Nirvana’s former record label offers college scholarships to ‘losers’ and ‘art-enthused misfits’

Sub Pop are also offering grants of up to $15,000 (£10,490)

Sub Pop Records, the Seattle label which helped launch the careers of Nirvana and Soundgarden, is offering college scholarships to high school graduates.

Sub Pop is calling on “losers” and “art-enthused misfits” and those “involved and/or interested in music and/or the creative arts in some way,” to apply.

There’s no requirement for the recipients to pursue an education in the arts but only residents from Washington or Oregon can apply.

According to their website, all applicants must be graduating seniors en route to full-time enrolment at an accredited university or college and there’s a total of $15,000 (£10,490) in grant cash up for grabs: one for $7,000, one for $5,000 and one for $3,000.

Those interested are required to submit an essay (one page or less), using a combination of questions as a guide. “What does being a Sub Pop ‘Loser’ mean to you?,” is one such theme.

NMEPress

The deadline for applications is March 20 and winners will be announced April 12. All details can be found at Subpop.com.

Meanwhile, the cardigan Nirvana frontman Kurt Cobain wore during the band’s appearance on MTV: Unplugged was recently sold by auction house Julien’s.

Cobain’s cardigan was expected to make up to $80,000 but in fact sold for $140,800 (£93,000).
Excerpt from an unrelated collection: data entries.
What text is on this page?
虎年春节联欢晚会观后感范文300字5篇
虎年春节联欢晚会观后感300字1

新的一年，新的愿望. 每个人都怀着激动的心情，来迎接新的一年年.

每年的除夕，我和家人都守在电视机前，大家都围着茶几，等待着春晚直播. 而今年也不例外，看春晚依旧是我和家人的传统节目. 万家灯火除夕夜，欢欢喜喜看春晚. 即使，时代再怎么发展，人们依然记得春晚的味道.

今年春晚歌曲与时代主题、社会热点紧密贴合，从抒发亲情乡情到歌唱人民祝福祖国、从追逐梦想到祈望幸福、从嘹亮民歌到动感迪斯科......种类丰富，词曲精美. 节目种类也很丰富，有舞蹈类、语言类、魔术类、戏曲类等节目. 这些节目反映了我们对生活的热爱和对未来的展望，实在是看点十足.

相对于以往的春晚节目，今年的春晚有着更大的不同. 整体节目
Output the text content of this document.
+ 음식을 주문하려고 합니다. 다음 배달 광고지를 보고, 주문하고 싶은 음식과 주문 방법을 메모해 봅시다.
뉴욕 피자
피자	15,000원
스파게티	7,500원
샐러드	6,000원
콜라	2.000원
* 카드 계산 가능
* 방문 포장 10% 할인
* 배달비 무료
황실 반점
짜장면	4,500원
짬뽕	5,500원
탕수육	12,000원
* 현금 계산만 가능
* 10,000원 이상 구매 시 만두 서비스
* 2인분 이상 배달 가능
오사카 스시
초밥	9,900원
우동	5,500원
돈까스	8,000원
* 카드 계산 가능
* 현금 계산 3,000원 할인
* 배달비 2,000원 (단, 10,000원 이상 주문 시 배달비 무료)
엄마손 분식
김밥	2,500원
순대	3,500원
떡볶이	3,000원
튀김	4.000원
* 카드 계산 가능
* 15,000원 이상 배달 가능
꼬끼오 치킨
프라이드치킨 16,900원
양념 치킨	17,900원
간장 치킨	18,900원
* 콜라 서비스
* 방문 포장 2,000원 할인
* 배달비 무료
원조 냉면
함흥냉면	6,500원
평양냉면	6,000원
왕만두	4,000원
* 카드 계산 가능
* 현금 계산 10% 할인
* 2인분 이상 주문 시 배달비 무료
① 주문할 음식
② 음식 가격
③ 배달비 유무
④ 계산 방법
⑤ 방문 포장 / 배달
Prior to the auction, Julien’s described the cardigan as “A blend of acrylic, mohair and Lycra with five-button closure (one button absent), with two exterior pockets, a burn hole and discoloration near left pocket and discoloration on right pocket.”

Other items sold at the auction were the jacket Michael Jackson wore to Elizabeth Taylor’s wedding ($24,320), an Elvis Presley jacket worn on stage in 1972 ($59,375), a 1965 baseball autographed by The Beatles ($100,000), Elvis Presley’s gold leaf grand piano ($610,000) and a a drum head used by Ringo Starr of The Beatles? for the band’s appearance on The Ed Sullivan Show in 1964 ($2,050,000).